Qu’est ce que le pouvoir rotatoire?
Cette valeur est indicative de l’interaction d’une substance ou d’un mélange de substances avec un type particulier de lumière appelée lumière polarisée.
Lumière polarisée et molécules chirales
Pour faire court, la lumière est constituée d’ondes d’énergie voyageant dans une direction donnée. Pour la lumière non polarisée, cette onde oscille aléatoirement autour de différents plans. Ainsi, certaines ondes peuvent osciller parallèlement à l’horizon, d’autres perpendiculairement, et d’autres encore suivant des diagonales différentes.
Dans une lumière polarisée, les ondes ont été filtrées et seules celles oscillant dans un plan particulier (par exemple, uniquement celles oscillant parallèlement à l’horizon) ont pu traverser le filtre (figure 1).
Figure 1. Représentation schématique de la lumière polarisée. Les flèches indiquent le plan d’oscillation des ondes d’énergie.
Cette lumière polarisée peut interagir avec des substances qui contiennent des molécules chirales. Les molécules présentant cette propriété existent en deux versions différentes qui sont similaires, mais qui sont des images miroirs l’une de l’autre. L’exemple le plus simple pour comprendre la chiralité est celui de vos mains. Elles sont identiques, mais des images miroirs. Si vous tournez vos deux paumes vers vous, vous ne pourrez pas superposer parfaitement vos mains.
Quand la lumière polarisée se déplace dans une solution qui contient des molécules chirales dans des proportions différentes de chaque version (si on veut, il y a plus de mains gauches que de droites ou vice-versa), ces composés vont induire une rotation du plan suivant lequel la lumière polarisée oscille (figure 2).
Figure 2. Effet d’une substance chirale sur la lumière polarisée, affectant le plan d’oscillation des ondes d’énergie (représenté par des flèches).
L’ampleur de ce phénomène est propre à chaque molécule chirale. Lorsqu’un liquide contient plusieurs molécules différentes, l’effet global résulte de la contribution de chacune d’entre elles. Aussi, dans un liquide organique complexe, si la composition chimique globale du mélange est toujours similaire, le pouvoir rotatoire résultant se situera dans une plage prévisible.
Comment mesurer le pouvoir rotatoire
Le polarimètre
Le pouvoir rotatoire est mesuré à l’aide d’un instrument appelé polarimètre. Dans cet appareil, de la lumière polarisée suivant un plan connu est émise d’un côté de l’instrument. Elle traverse une cellule de verre de longueur connue qui contient le liquide à l’étude (figure 3). Le plan de polarisation de la lumière résultante est ensuite mesuré par un détecteur situé à la sortie de la cellule de verre.

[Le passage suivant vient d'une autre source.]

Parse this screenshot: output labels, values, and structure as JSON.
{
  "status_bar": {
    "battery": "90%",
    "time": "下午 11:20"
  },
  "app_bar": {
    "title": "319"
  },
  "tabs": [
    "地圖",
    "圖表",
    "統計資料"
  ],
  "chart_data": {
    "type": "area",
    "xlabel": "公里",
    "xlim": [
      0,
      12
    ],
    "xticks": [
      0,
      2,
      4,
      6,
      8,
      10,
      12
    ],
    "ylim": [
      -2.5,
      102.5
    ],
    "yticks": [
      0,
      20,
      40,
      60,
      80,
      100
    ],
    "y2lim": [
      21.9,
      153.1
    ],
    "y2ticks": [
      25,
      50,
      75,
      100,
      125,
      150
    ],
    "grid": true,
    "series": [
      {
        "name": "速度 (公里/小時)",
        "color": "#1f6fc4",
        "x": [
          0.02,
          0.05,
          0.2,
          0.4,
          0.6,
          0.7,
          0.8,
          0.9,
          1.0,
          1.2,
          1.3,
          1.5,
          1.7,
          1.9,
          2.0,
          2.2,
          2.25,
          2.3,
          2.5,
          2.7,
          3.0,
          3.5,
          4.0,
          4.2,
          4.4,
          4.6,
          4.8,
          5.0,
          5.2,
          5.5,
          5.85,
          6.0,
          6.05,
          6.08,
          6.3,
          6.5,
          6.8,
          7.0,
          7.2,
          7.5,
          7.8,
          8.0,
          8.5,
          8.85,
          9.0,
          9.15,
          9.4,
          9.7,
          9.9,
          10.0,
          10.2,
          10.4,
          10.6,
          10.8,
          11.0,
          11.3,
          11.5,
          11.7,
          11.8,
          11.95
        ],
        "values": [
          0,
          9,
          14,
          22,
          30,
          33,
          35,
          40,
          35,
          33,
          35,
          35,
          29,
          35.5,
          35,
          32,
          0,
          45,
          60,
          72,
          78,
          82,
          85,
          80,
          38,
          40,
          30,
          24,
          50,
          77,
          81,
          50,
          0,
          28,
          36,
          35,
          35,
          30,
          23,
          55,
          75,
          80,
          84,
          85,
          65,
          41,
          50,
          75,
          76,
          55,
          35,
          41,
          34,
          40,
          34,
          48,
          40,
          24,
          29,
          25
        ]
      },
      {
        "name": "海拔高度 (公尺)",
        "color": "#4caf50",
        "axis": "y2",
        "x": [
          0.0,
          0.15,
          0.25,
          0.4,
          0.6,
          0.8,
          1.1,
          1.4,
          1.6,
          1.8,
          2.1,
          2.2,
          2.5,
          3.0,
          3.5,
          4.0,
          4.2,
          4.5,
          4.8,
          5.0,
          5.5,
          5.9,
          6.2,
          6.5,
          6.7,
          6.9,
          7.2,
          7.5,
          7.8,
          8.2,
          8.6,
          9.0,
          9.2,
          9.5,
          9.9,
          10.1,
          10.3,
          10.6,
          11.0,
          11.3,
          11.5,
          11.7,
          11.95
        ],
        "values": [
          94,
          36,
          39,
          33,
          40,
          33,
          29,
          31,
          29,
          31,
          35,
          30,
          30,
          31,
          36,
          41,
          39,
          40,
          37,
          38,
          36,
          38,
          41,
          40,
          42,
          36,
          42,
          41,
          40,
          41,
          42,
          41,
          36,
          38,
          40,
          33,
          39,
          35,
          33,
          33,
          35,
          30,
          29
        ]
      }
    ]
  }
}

Figure 3. Cellule de verre du polarimètre contenant la substance à l’étude et équipée d’un thermomètre pour suivre la température.
L’unité de la mesure
La plupart du temps, le pouvoir rotatoire est mesuré à une longueur d’onde précise de jaune (589 nm), émise par une lampe au sodium. La lecture de l’instrument se présente habituellement comme une valeur angulaire (exprimée en degrés, associé au symbole °) qui peut être positive ou négative.
Le symbole + ou − doit être explicite pour cette mesure.
Par exemple, une huile essentielle pourrait donner une lecture de +47.2°, ou −3.0°. Le symbole positif indique que le plan de la lumière polarisée a tourné dans le sens des aiguilles d’une montre (pouvoir dextrogyre) alors que le symbole négatif indique que le plan de la lumière s’est déplacé dans le sens contraire des aiguilles d’une montre (pouvoir lévogyre).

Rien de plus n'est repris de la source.